The brand new Alpine Lakes Elementary School, for grades 3-5, was completed in June 2018. It was built on the former practice football field behind the bus barn on Titus Road. Total costs were $21.2 million, which included $13.2 million in construction, plus architect, engineering, equipment and other costs.
Next came Cascade High School’s expansion and remodel, with a two-story academic wing, office, kitchen/auditorium and stage and band room, and a revamp to the existing two gyms and locker rooms. The first big phase of that project, the classroom wing, was completed during summer 2018, followed by the art room, weight room and locker rooms in early 2019. The dedication ceremony for the high school was in May. Total costs are estimated at $36.7 million, with $25 million in construction alone.
Peshastin-Dryden included the modernization of some of the existing building and the addition of about 5,500 square feet of space. The school, for kindergarten, first and second grades, now boasts state-of-the-art classroom technology, new heating, ventilation and air conditioning, safety and security features, improved traffic flow and parking lot improvements. The total costs are estimated at $15.8 million, with $10.6 million of that in construction.
The bond also funded a host of smaller projects including new tennis courts, relocation of the practice field, field house improvements and renovation of the career and technical education building at the high school.

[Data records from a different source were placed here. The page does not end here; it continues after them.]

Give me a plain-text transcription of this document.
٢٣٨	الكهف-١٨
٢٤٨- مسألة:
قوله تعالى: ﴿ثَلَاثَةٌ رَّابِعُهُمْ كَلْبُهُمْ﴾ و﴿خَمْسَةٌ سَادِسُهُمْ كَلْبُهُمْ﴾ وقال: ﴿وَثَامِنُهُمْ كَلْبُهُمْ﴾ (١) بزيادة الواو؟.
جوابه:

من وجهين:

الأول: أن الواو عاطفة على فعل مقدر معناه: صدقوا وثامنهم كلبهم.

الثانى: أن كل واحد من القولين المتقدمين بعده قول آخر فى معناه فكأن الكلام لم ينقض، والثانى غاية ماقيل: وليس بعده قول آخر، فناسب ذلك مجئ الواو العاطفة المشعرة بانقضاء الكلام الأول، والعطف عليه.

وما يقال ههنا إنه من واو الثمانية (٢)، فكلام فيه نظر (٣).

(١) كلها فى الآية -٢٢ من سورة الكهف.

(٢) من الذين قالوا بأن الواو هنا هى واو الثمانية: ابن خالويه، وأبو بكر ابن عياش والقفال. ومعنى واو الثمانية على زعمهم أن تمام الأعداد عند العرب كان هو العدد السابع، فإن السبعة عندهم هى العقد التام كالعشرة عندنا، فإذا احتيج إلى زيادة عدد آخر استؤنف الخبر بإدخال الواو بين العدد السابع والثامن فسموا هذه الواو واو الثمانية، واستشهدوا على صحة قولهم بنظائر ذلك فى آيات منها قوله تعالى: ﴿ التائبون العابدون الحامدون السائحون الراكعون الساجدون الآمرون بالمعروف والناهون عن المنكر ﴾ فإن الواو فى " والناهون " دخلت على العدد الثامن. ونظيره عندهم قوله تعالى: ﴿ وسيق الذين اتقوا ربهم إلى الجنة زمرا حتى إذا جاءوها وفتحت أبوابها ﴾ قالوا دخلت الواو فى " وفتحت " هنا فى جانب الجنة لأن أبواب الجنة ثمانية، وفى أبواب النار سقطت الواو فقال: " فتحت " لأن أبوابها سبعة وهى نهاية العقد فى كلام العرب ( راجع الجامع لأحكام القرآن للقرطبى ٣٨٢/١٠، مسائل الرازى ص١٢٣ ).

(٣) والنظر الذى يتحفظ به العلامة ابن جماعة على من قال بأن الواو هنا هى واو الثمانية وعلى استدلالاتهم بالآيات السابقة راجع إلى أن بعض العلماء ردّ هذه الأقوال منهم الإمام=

Logistics required a musical chairs of facilities during construction. Alpine Lakes Elementary replaced the old Osborn Elementary School in downtown Leavenworth. When students and staff from Osborn moved into Alpine Lakes, PD students and staff moved in, leaving the PD building vacant and ready for its remodel.
“We are excited not to pack next year,” PD Principal Emily Ross said.
The fate of Osborn’s building and the property on which it sits is yet to be decided, said Dwight Remick, Cascade’s finance director.
“The board hasn’t had any formal discussion about what to do with the site,” he said. “The city of Leavenworth has a ‘first right of refusal for the purchase of Osborn’ and has clearly expressed an interest in the site as part of their long-term planning.”
The property is adjacent to the district’s administrative offices and new tennis courts. Discussion has included demolishing the old elementary school and using the property for a park.